Johnson & Johnson (JNJ), the world’s biggest maker of health-care products, was fined by Chinese authorities for monopolistic practices.
Two of New Brunswick, New Jersey-based J&J’s units were ordered to compensate 530,000 yuan ($86,500) to a distributor after a court in Shanghai ruled yesterday that their setting of minimum resale prices constituted monopolistic conduct, according to a report posted to chinacourt.org, a website controlled by the nation’s Supreme Court.
The ruling resolves a case brought by J&J in 2008 against a distributor that the company said was selling products outside of its covered sales area. While J&J won a lower court ruling, the distributor appealed and countersued, charging the U.S. company was engaging in monopolistic behavior, said Ernie Knewitz, a spokesman for Johnson & Johnson.
“While we are disappointed with the ruling by the Higher People’s Court of Shanghai, we are pleased to have put this matter behind us, and look forward to continuing to provide our high quality products and services to health-care institutions and patients in China,” Knewitz said in a statement.
Chinese authorities have accused Glaxo of economic crimes amounting to 3 billion yuan in spurious travel and meeting expenses as well as trade in sexual favors undertaken to boost sales.
Regulators will “severely crack down” on fake medications, forged documents and bribery, the China Food and Drug Administration said last month.
Glaxo’s head of emerging markets, Abbas Hussain, said last month after meeting with government officials in Beijing that some employees may have broken China’s laws.
In China, every province and city has local agencies that regulate commercial activity. These units, formally known as the Administration for Industry and Commerce, hold broad powers to investigate possible malfeasance, seize evidence without a warrant and impose financial penalties, according to a note from consulting firm Control Risks.
Baxter International Inc. (BAX) discovered expense violations following an internal investigation at a joint venture in China last year, the Wall Street Journal reported today. Baxter disciplined the venture’s leadership, conducted new training and enhanced its controls and monitoring of interactions with Chinese health-care professionals, the report said, citing people familiar with the matter.
Calls to the office and mobile telephone numbers of Baxter’s Shanghai-based spokeswoman Seok Lin Hong weren’t answered. There was no immediate response to an e-mail seeking comment on the report.

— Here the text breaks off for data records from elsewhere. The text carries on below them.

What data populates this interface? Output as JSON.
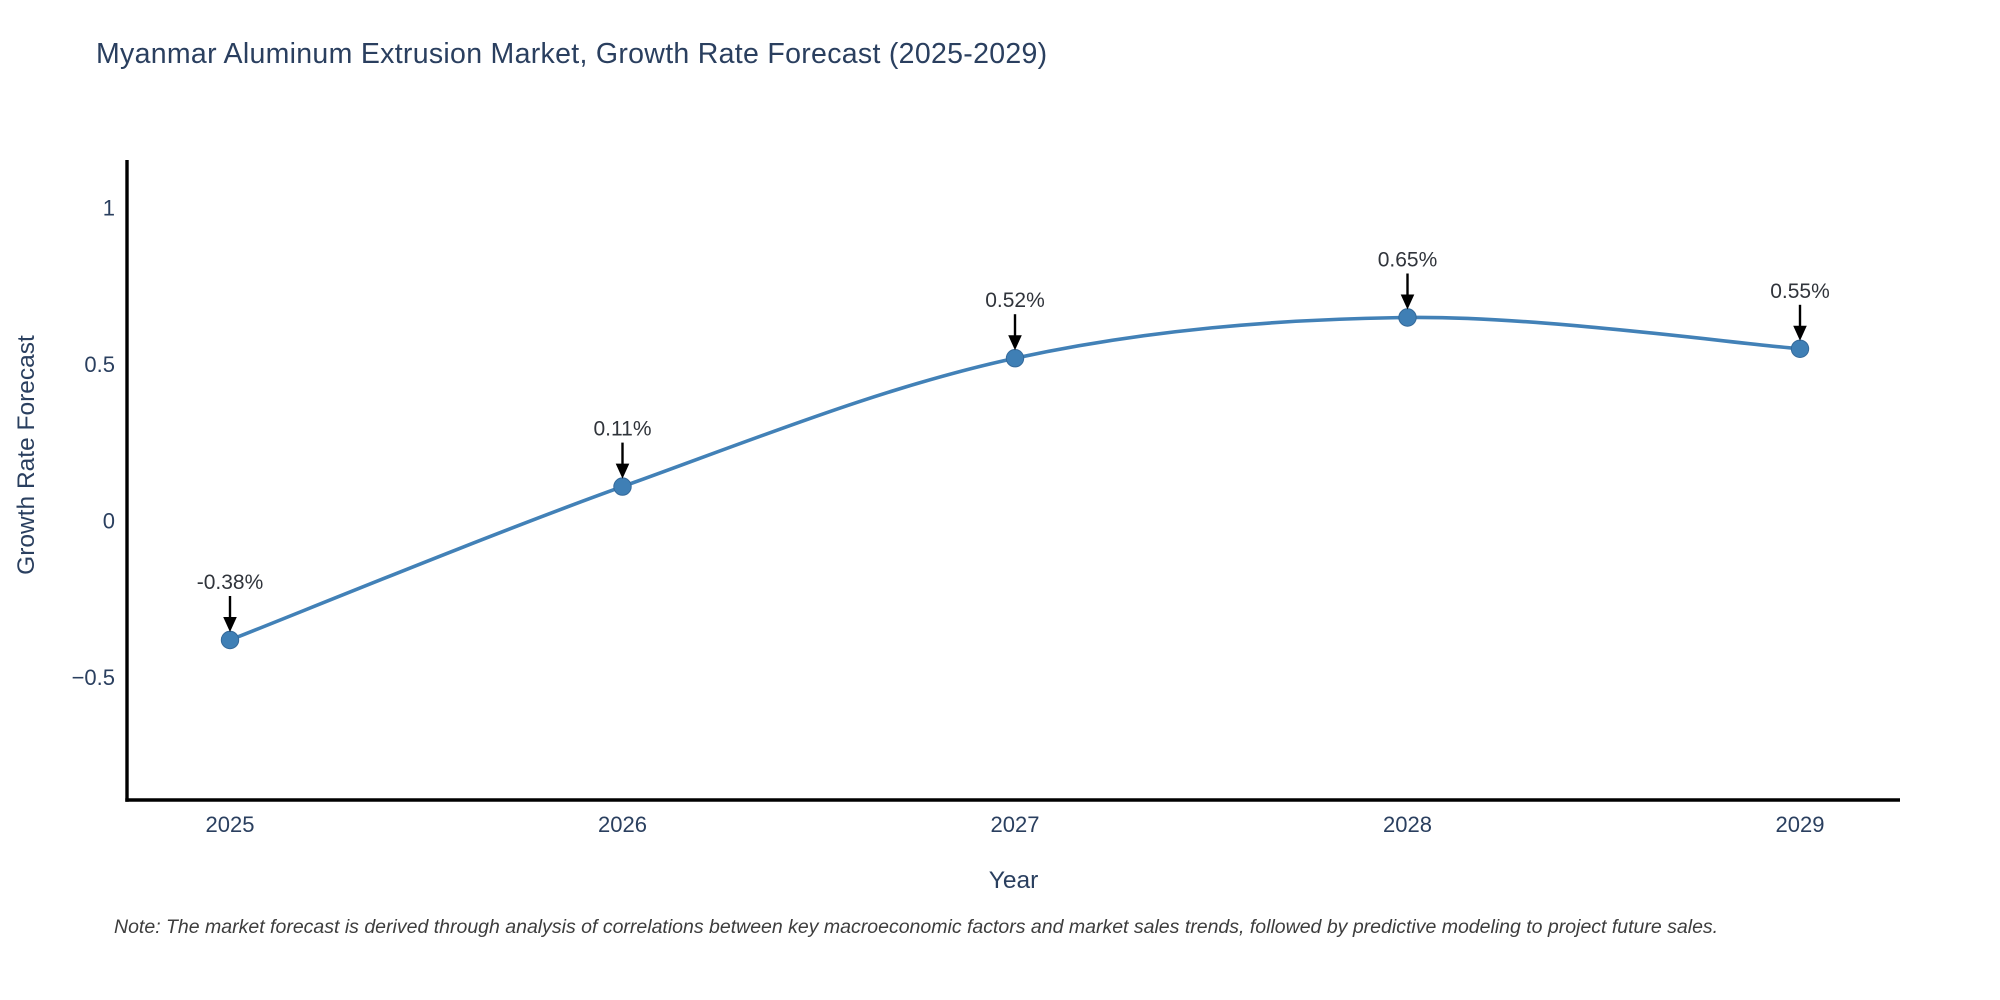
{
  "title": "Myanmar Aluminum Extrusion Market, Growth Rate Forecast (2025-2029)",
  "note": "Note: The market forecast is derived through analysis of correlations between key macroeconomic factors and market sales trends, followed by predictive modeling to project future sales.",
  "chart_data": {
    "type": "line",
    "line_shape": "spline",
    "title": "Myanmar Aluminum Extrusion Market, Growth Rate Forecast (2025-2029)",
    "xlabel": "Year",
    "ylabel": "Growth Rate Forecast",
    "categories": [
      "2025",
      "2026",
      "2027",
      "2028",
      "2029"
    ],
    "values": [
      -0.38,
      0.11,
      0.52,
      0.65,
      0.55
    ],
    "point_labels": [
      "-0.38%",
      "0.11%",
      "0.52%",
      "0.65%",
      "0.55%"
    ],
    "yticks": {
      "values": [
        1,
        0.5,
        0,
        -0.5
      ],
      "labels": [
        "1",
        "0.5",
        "0",
        "−0.5"
      ]
    },
    "ylim": [
      -0.891,
      1.153
    ],
    "grid": false,
    "legend": "none",
    "markers": true,
    "annotation_arrows": true,
    "colors": {
      "line": "#4281b7",
      "marker": "#3f7fb5",
      "marker_edge": "#34699a",
      "axis_line": "#000000",
      "label_text": "#2a3f5f",
      "annotation_text": "#30343b",
      "arrow": "#000000",
      "note_text": "#3d3d3d",
      "background": "#ffffff"
    }
  }
}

Sanofi said yesterday one of its regional offices was visited by authorities from the Shenyang Administration for Industry and Commerce. The Paris-based company didn’t know the purpose of the inspection, Chief Executive Officer Chris Viehbacher said on a call with reporters, and its China headquarters in Shanghai haven’t been checked.
Lilly was also visited by Shenyang authorities in a review “early this year,” the company said in an e-mailed response to questions, without elaborating on the date. The Indianapolis-based company said it hadn’t received any notice of the results of the investigation.
In China, Lilly is “one of the first companies in the industry to enforce compliance in a strict manner,” according to the company. “Lilly has not and is not being investigated by the Chinese Public Security Bureau,” its Beijing-based spokeswoman Connie Li said in the e-mailed statement.